Littéralement un chien.
J'ai passé la journée à discuter avec une amie virtuelle de Rio Grande do Sul, et le sujet n'était autre que le "sexe", mais pas le sexe conventionnel, c'était hors du contexte de la normalité, et nous parlions d'animaux, de chiens pour être exact.
Les heures qui passaient, les hormones qui coulaient, la volonté qui grandissait en moi, elle avait réussi à m'inciter sans effort.
Pour ceux d'entre vous qui me suivent, vous avez lu ici à propos d'un de mes amis policiers que j'ai posté.
Eh bien, j'ai pris le téléphone et lui ai envoyé un message, lui demandant si nous pouvions nous rencontrer... Il m'a répondu qu'il était en service mais qu'il trouverait un moyen.
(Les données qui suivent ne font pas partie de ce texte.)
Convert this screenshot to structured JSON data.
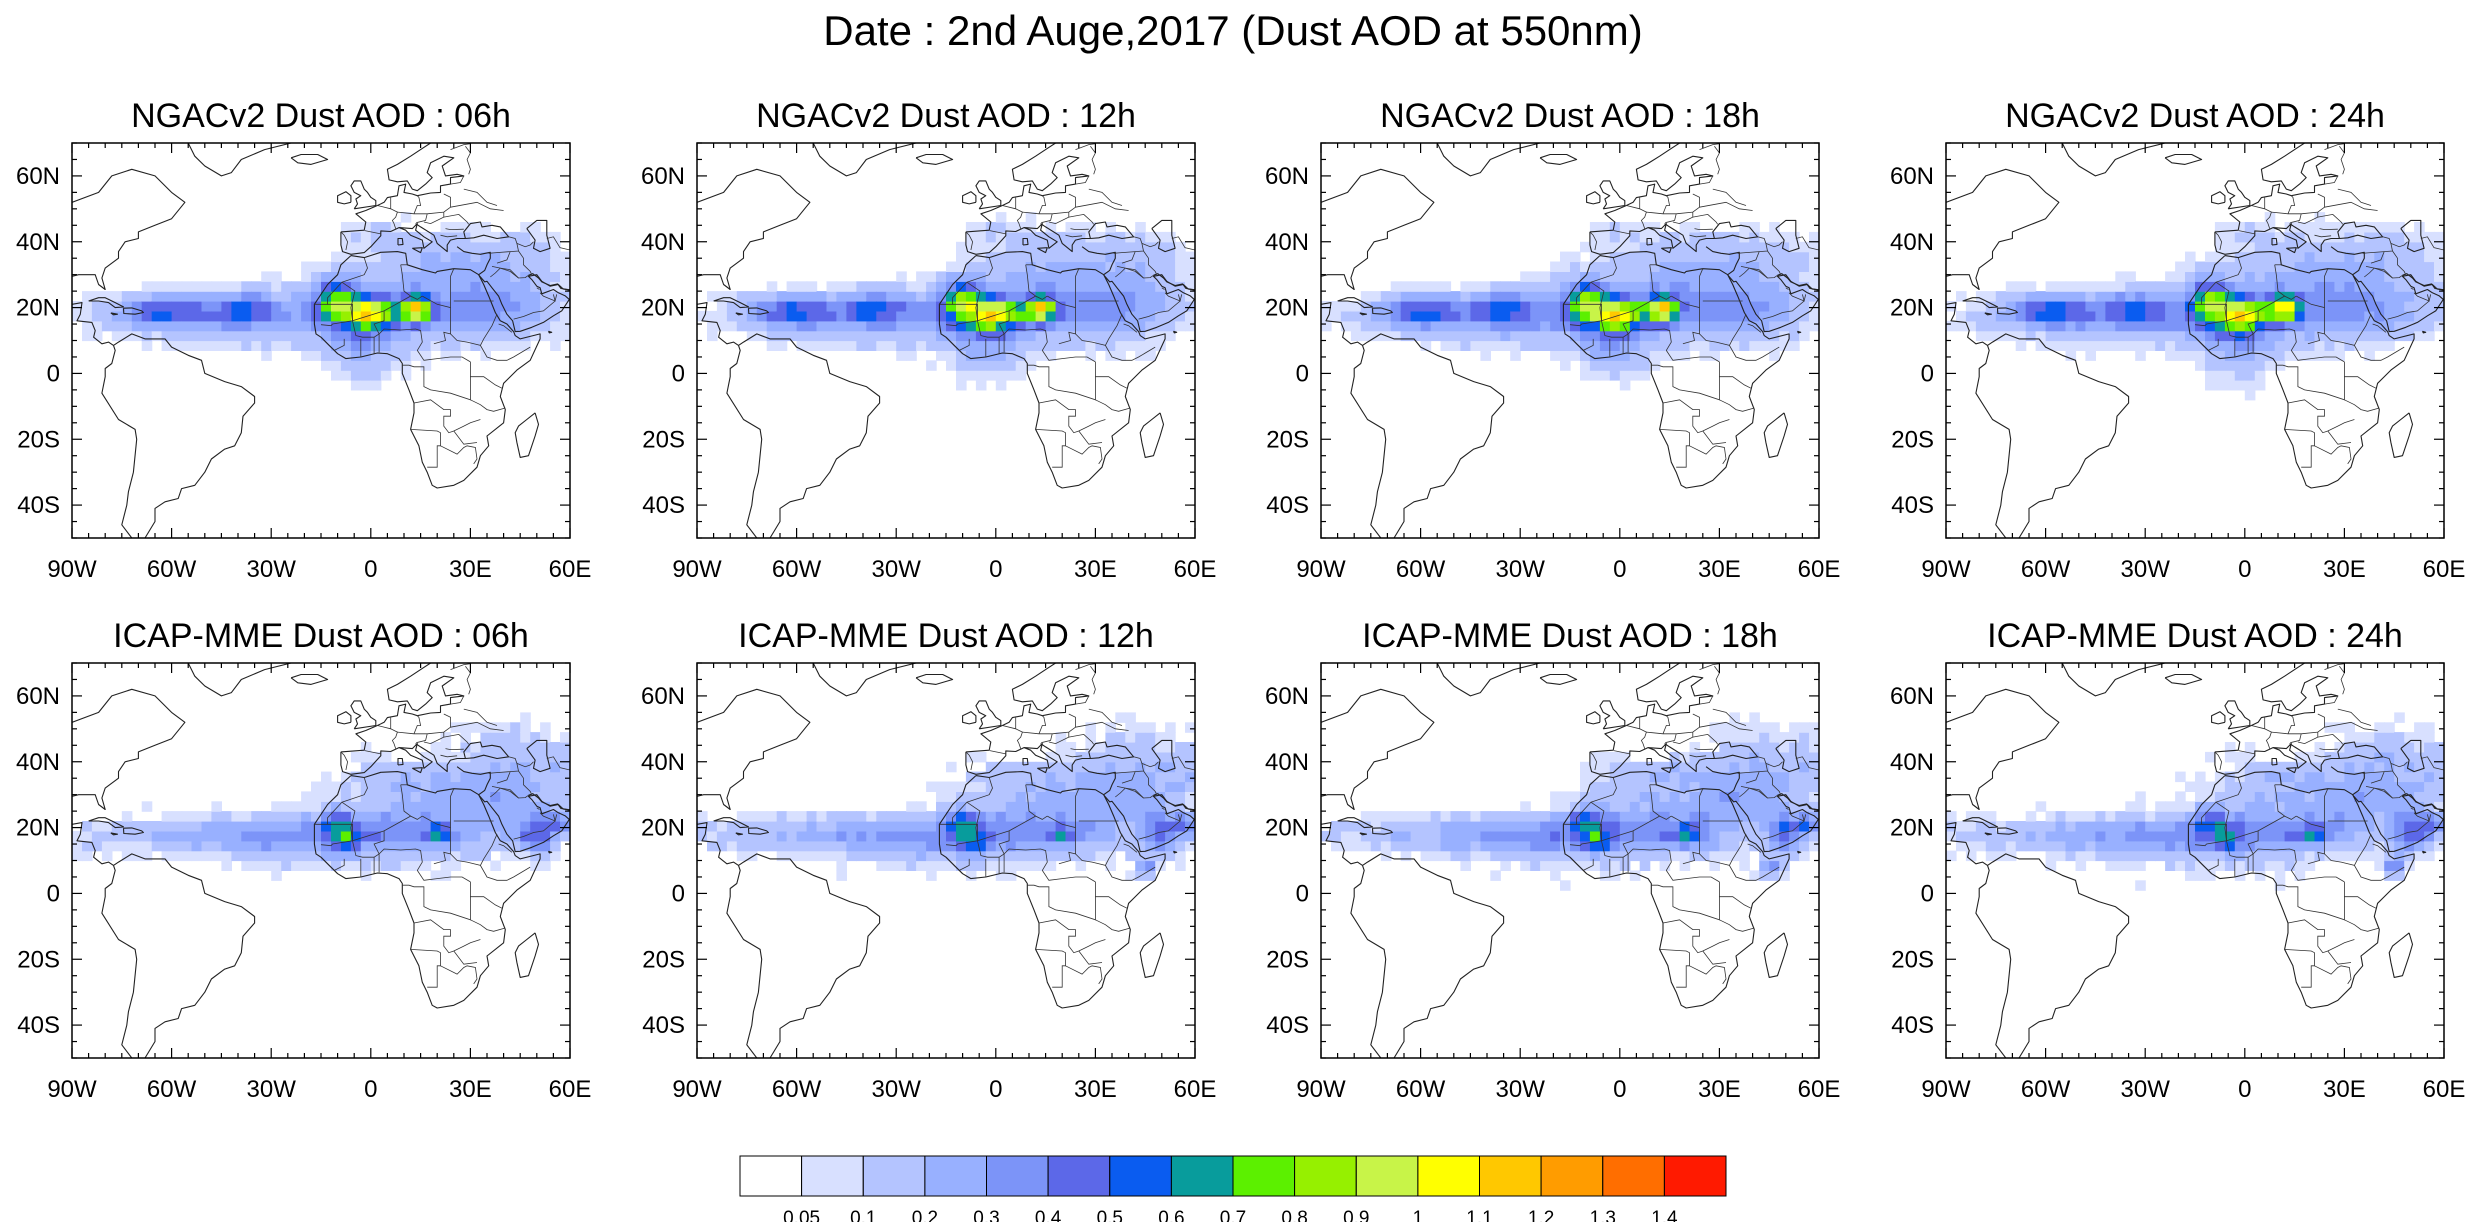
{
  "title": "Date : 2nd Auge,2017 (Dust AOD at 550nm)",
  "map": {
    "lon_range": [
      -90,
      60
    ],
    "lat_range": [
      -50,
      70
    ],
    "lat_ticks": [
      {
        "v": 60,
        "label": "60N"
      },
      {
        "v": 40,
        "label": "40N"
      },
      {
        "v": 20,
        "label": "20N"
      },
      {
        "v": 0,
        "label": "0"
      },
      {
        "v": -20,
        "label": "20S"
      },
      {
        "v": -40,
        "label": "40S"
      }
    ],
    "lon_ticks": [
      {
        "v": -90,
        "label": "90W"
      },
      {
        "v": -60,
        "label": "60W"
      },
      {
        "v": -30,
        "label": "30W"
      },
      {
        "v": 0,
        "label": "0"
      },
      {
        "v": 30,
        "label": "30E"
      },
      {
        "v": 60,
        "label": "60E"
      }
    ]
  },
  "panels": [
    {
      "title": "NGACv2 Dust AOD : 06h",
      "model": "ngac",
      "shift": 0
    },
    {
      "title": "NGACv2 Dust AOD : 12h",
      "model": "ngac",
      "shift": 1
    },
    {
      "title": "NGACv2 Dust AOD : 18h",
      "model": "ngac",
      "shift": 2
    },
    {
      "title": "NGACv2 Dust AOD : 24h",
      "model": "ngac",
      "shift": 3
    },
    {
      "title": "ICAP-MME Dust AOD : 06h",
      "model": "icap",
      "shift": 0
    },
    {
      "title": "ICAP-MME Dust AOD : 12h",
      "model": "icap",
      "shift": 1
    },
    {
      "title": "ICAP-MME Dust AOD : 18h",
      "model": "icap",
      "shift": 2
    },
    {
      "title": "ICAP-MME Dust AOD : 24h",
      "model": "icap",
      "shift": 3
    }
  ],
  "colorbar": {
    "colors": [
      "#ffffff",
      "#d8e0ff",
      "#b4c4ff",
      "#98b0ff",
      "#7c94f8",
      "#5c68e8",
      "#0a5cf0",
      "#089c9c",
      "#5cf000",
      "#96f000",
      "#c8f448",
      "#ffff00",
      "#ffc800",
      "#ff9c00",
      "#ff6e00",
      "#ff1a00"
    ],
    "labels": [
      "0.05",
      "0.1",
      "0.2",
      "0.3",
      "0.4",
      "0.5",
      "0.6",
      "0.7",
      "0.8",
      "0.9",
      "1",
      "1.1",
      "1.2",
      "1.3",
      "1.4"
    ]
  }
}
Il m'a demandé à quelle heure il serait (je voulais le plus tôt possible), je lui ai répondu s'il pouvait me rencontrer dans une heure. J'ai attendu son retour s'il serait renvoyé du travail et quelques minutes plus tard, il m'a répondu qu'il était libre. Beauté, nous nous sommes arrangés pour nous rencontrer à une station-service. J'ai commencé à me préparer à aller satisfaire mon désir.
Il m'a envoyé un message qu'il était déjà dans la tente et qu'il allait prendre un bain dans la bête. J'ai répondu que je n'en avais pas besoin, laissez-le pour quand je suis arrivé. J'avais déjà quelque chose dans ma tête rsrsrsrsrs.
Je portais une petite culotte avec juste une petite bande sur le dos qui divisait ma poche en deux, un jean très court qui laissait voir mes poches, une large chemise sans manches et sans soutien-gorge, mes seins étaient visibles.
Je suis monté dans ma voiture et je suis allé à la rencontre du policier.
Je me suis arrêté à la gare et j'ai attendu qu'il arrive sur sa moto, une Titan 150, pas ces motos géantes.
Il m'a vu et m'a dit: "Tu vas adorer cette salope, cette salope blonde va te manquer", et je suis monté sur son dos, pour le montrer à tous ceux qui voulaient le voir.
Imaginez, la circulation à 8 heures, plusieurs endroits lents, qui pourrait voir klaxonné.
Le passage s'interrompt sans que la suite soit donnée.